O exercício da economia enquanto ciência social, bem como ciência norteadora para tomadas de decisão e formulação de políticas públicas, exige liberdade de pensamento e direito à discordância. As recentes tentativas de silenciar servidores do IPEA, constranger o debate em universidades e institutos federais, a inviabilização financeira da realização do Censo Demográfico pelo IBGE e as ameaças aos economistas da IFI mostram que o autoritarismo já se alastrou pelo Estado e carrega consigo consequências reais para o próprio exercício de nossa profissão. Não estamos à beira de um golpe, estamos imersos em um período de exceção, em que crimes são cometidos diariamente, liberdades são ameaçadas e a vida do povo brasileiro segue em constante perigo. 
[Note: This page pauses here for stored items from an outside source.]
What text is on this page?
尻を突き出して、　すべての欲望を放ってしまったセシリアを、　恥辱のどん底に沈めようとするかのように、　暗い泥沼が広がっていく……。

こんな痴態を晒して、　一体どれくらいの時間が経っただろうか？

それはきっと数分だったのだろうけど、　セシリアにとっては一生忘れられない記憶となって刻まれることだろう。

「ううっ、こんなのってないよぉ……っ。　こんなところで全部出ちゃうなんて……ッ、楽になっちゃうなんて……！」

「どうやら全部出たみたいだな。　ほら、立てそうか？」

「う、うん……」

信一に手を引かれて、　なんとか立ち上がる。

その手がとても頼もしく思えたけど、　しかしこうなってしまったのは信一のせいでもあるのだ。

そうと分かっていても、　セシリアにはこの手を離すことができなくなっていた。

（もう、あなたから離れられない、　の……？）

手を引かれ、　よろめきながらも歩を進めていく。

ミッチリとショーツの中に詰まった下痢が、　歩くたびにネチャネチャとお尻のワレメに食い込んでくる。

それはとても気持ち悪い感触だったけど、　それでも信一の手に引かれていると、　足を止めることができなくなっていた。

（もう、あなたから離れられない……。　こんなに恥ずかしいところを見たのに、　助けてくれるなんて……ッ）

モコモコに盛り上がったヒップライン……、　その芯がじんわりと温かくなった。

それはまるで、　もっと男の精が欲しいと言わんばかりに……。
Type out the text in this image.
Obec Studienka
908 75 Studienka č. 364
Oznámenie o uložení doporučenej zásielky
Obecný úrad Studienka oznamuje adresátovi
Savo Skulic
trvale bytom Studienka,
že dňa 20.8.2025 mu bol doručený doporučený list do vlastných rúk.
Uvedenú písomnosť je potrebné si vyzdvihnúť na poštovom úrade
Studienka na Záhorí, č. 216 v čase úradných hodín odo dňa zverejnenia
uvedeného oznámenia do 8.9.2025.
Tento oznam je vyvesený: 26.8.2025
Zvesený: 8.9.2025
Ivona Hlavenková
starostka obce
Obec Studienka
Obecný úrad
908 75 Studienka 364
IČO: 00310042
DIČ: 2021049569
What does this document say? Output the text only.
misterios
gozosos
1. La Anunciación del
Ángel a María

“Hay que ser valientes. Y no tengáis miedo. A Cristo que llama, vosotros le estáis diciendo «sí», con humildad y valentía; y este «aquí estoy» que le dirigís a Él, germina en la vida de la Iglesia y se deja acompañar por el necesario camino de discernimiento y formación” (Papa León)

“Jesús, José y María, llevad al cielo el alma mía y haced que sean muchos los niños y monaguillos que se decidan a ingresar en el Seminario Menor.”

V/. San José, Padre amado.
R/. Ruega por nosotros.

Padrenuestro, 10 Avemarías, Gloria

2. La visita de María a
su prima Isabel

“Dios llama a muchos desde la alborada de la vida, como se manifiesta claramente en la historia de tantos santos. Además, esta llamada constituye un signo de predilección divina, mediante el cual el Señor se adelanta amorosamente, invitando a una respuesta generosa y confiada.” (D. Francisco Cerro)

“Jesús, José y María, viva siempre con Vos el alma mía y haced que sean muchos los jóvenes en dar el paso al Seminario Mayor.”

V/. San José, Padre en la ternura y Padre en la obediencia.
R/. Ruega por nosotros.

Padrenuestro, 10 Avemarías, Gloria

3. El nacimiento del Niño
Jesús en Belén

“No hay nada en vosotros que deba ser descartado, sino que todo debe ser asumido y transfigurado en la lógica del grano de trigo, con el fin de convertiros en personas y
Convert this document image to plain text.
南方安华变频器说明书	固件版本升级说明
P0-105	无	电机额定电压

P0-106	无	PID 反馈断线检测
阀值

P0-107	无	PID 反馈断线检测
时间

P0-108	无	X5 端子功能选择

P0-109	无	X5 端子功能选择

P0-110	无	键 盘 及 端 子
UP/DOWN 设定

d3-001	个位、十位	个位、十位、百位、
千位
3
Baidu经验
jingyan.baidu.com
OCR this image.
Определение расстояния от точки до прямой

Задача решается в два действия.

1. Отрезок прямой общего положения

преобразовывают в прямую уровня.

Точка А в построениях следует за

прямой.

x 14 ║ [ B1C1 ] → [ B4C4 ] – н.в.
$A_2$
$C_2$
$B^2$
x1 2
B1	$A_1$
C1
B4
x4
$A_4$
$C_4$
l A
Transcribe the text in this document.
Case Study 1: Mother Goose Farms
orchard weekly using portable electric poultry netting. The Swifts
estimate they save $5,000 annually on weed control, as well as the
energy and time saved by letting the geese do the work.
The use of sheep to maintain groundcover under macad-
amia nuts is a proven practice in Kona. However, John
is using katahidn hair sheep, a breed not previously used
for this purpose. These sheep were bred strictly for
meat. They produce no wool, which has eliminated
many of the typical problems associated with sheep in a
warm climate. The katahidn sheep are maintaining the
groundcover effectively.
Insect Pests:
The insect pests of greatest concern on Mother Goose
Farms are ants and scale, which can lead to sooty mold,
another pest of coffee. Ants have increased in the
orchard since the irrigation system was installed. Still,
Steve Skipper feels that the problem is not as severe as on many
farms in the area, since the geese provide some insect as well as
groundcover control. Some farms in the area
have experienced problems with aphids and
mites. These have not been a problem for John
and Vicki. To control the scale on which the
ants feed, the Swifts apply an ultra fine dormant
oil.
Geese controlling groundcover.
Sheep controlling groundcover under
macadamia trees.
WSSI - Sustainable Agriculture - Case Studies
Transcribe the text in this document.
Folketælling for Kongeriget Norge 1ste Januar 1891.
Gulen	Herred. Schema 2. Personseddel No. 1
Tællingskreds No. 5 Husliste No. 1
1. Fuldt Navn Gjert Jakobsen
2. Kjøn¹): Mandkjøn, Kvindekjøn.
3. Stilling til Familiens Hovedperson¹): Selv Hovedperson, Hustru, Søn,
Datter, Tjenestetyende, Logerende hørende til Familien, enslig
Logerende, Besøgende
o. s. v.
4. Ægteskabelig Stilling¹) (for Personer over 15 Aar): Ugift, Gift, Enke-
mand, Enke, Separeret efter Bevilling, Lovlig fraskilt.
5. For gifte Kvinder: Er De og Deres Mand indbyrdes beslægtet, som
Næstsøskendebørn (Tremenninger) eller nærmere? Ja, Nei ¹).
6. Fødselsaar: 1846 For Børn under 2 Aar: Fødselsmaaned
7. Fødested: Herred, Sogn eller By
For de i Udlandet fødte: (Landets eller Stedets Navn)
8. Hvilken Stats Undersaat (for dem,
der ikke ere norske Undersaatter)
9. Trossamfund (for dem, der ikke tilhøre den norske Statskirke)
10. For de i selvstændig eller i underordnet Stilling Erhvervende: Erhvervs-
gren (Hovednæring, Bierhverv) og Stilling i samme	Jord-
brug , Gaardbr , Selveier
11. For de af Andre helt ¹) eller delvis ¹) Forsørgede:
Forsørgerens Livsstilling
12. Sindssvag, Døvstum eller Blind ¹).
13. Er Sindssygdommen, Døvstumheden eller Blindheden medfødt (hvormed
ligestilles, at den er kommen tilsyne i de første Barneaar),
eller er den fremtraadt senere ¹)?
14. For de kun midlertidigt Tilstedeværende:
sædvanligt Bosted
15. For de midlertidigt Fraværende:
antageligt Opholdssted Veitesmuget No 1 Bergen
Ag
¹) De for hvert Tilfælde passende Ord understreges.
Nossa solidariedade aos brasileiros e às brasileiras que hoje são vítimas da fome, do vírus e do autoritarismo. Nossa solidariedade aos familiares e às vítimas da ditadura civil-militar de 1964, àqueles e àquelas que foram exiladas, perseguidas, torturadas e mortas por pensarem que um país democrático era possível. Em especial, a quem exercia ou buscava poder exercer a profissão de economista. 

Aos nossos mortos nem um minuto de silêncio, mas uma vida inteira de luta. 




Coletivo Desajuste

Nota assinada conjuntamente pelos integrantes do Coletivo Desajuste. Lembrar sempre, esquecer nunca e comemorar jamais!